第49話 タマタマの復活?

文字数 538文字

 わが家には1匹、猫がいるであるが、今年の1月の終わりに去勢手術をしたのである。
 男にとって、その存在意義も問われかねない、去勢手術。
 が、その手術によって小さくなっていた(ように見えた)タマタマが、最近になって、大きくなってきている(ように見える)。

 かれの言動に変化はない。
 毎日よく遊び、よく食べ、よく寝て、元気である。
 異性を求めるフシもない。

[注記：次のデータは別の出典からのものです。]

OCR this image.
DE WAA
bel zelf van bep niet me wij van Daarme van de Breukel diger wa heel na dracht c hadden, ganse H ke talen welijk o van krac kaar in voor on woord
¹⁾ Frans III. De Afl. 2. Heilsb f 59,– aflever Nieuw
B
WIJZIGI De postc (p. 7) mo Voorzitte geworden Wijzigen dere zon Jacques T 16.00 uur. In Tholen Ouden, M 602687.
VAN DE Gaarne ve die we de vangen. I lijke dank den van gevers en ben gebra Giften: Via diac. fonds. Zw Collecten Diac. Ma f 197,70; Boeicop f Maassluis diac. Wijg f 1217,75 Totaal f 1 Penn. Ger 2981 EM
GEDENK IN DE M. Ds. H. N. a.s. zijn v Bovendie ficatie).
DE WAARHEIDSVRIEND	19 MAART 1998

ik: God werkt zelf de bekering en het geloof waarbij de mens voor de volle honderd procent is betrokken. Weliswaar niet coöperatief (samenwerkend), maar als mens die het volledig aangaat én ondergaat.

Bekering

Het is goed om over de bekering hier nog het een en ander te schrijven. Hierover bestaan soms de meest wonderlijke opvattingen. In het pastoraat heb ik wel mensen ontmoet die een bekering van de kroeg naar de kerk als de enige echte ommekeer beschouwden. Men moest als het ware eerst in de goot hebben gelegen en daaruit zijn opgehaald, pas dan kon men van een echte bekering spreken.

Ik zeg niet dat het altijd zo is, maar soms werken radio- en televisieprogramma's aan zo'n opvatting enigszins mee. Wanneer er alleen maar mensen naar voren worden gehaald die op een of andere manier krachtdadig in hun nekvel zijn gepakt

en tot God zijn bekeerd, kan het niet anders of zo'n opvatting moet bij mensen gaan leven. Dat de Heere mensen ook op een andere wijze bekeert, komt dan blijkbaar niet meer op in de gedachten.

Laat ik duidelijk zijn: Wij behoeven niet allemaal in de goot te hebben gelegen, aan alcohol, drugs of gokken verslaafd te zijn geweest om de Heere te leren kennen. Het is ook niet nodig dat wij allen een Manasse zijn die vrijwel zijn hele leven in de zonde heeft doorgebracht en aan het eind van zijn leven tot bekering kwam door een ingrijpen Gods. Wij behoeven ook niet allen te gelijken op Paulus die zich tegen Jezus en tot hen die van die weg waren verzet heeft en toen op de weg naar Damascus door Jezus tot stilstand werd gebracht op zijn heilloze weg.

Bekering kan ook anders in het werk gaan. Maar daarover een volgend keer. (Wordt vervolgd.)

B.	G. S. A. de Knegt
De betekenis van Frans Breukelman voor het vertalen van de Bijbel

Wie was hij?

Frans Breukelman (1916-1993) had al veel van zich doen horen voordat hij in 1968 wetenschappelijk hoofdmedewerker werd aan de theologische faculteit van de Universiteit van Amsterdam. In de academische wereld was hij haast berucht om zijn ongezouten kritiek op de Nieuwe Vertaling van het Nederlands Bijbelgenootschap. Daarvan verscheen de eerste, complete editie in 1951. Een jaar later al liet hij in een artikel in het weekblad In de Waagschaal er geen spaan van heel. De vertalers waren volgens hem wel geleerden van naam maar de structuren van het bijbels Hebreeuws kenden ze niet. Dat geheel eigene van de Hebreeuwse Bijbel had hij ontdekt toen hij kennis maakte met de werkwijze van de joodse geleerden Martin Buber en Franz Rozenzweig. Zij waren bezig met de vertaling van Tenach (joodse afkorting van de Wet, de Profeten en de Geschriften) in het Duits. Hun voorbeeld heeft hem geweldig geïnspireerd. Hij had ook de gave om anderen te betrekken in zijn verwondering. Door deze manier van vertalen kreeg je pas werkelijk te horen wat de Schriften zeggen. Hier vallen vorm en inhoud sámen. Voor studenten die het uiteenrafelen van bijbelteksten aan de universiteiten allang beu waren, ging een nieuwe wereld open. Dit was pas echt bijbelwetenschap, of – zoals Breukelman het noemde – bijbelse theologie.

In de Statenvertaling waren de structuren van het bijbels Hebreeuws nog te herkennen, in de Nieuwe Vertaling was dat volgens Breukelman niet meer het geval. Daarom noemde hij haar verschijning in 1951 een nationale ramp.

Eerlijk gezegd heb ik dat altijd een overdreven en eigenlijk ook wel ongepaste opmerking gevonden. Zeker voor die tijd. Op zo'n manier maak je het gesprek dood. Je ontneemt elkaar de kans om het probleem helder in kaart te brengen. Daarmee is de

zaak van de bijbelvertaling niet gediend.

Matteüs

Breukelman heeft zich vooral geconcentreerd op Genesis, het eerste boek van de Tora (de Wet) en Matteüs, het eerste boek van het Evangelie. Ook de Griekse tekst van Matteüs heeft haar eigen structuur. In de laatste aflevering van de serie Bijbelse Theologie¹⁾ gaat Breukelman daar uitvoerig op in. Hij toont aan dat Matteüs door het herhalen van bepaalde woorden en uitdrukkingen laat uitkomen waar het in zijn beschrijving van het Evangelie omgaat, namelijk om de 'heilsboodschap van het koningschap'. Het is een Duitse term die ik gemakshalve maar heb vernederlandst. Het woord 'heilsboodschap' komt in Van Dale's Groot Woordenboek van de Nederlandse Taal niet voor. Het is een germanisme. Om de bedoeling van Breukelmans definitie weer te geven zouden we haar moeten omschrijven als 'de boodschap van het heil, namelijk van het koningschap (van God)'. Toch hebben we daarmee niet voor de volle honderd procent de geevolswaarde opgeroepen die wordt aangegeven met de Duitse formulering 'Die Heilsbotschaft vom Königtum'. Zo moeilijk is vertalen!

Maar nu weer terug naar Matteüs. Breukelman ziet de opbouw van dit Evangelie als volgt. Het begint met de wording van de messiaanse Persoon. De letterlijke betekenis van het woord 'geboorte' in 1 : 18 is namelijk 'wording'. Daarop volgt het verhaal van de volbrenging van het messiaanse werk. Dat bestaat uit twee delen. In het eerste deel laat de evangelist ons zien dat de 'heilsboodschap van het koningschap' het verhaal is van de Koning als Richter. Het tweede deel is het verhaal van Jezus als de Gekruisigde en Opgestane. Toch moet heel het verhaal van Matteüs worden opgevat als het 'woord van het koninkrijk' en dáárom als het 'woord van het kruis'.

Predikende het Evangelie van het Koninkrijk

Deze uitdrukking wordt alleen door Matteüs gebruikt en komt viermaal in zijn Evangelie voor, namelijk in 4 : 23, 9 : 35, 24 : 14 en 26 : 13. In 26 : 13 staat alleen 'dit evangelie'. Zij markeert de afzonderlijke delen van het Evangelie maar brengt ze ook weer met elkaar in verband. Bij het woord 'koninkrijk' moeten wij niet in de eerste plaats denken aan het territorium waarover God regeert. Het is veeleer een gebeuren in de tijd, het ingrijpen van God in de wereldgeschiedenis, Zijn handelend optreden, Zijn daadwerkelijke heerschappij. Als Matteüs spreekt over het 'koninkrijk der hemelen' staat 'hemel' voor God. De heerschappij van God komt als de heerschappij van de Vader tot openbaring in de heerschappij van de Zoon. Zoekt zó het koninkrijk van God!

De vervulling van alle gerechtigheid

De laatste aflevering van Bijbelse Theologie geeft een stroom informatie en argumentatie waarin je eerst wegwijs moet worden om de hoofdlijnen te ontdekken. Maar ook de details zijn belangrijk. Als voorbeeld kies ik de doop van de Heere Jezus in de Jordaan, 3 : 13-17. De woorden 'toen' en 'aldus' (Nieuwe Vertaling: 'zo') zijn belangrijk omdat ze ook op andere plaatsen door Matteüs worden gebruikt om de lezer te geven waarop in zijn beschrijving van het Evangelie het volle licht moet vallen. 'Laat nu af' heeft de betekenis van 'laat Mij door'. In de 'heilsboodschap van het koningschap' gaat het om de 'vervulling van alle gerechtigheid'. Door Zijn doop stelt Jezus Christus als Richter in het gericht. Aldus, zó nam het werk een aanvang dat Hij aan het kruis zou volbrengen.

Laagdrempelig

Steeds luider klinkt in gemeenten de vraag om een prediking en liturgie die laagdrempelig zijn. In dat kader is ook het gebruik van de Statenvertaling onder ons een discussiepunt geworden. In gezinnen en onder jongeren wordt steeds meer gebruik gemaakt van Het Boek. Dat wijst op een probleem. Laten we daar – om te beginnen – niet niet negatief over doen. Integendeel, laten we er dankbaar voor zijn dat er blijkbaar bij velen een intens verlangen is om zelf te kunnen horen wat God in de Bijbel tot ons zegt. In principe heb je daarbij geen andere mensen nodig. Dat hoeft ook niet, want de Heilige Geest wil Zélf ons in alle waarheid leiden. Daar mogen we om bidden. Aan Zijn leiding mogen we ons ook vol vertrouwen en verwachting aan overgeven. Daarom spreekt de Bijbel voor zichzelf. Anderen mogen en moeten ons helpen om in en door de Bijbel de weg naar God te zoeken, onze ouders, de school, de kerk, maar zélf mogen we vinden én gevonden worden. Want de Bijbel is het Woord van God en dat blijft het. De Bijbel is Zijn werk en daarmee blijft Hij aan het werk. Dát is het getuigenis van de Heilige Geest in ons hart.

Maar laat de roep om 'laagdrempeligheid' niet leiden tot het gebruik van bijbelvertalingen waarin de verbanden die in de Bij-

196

淋しくないのかナ。

 だが、去勢後の猫のタマタマの大きさは、小さいままではないのだろうか?
 それとも、こやつは恐ろしく生命力の強いヤツで、おのれの子孫を残すまでは、何回去勢手術をしても、再生するのだろうか?

「手術、失敗だったんじゃないの」と家人は言う。
 それはないだろう。
 さしあたって、こやつにとって唯一の異性は、うちの家人である。
 家人がトイレに入っていると、こやつはそのドアの前で身をひそめて待っている。
 そして家人がトイレから出てくるやいなや、家人の足に飛びつくのだ。

「きゃあ~」
 予知できることとはいえ、猫の爪が家人の足に刺さるのである。
 それを見て、私は笑うのだ。
 そうしてわが家では、1日数回、家人の悲鳴がこだましているのだ。

 これも、タマタマの復活のなせるワザなのか。
 しかし、なんだかんだ可愛い猫なのである。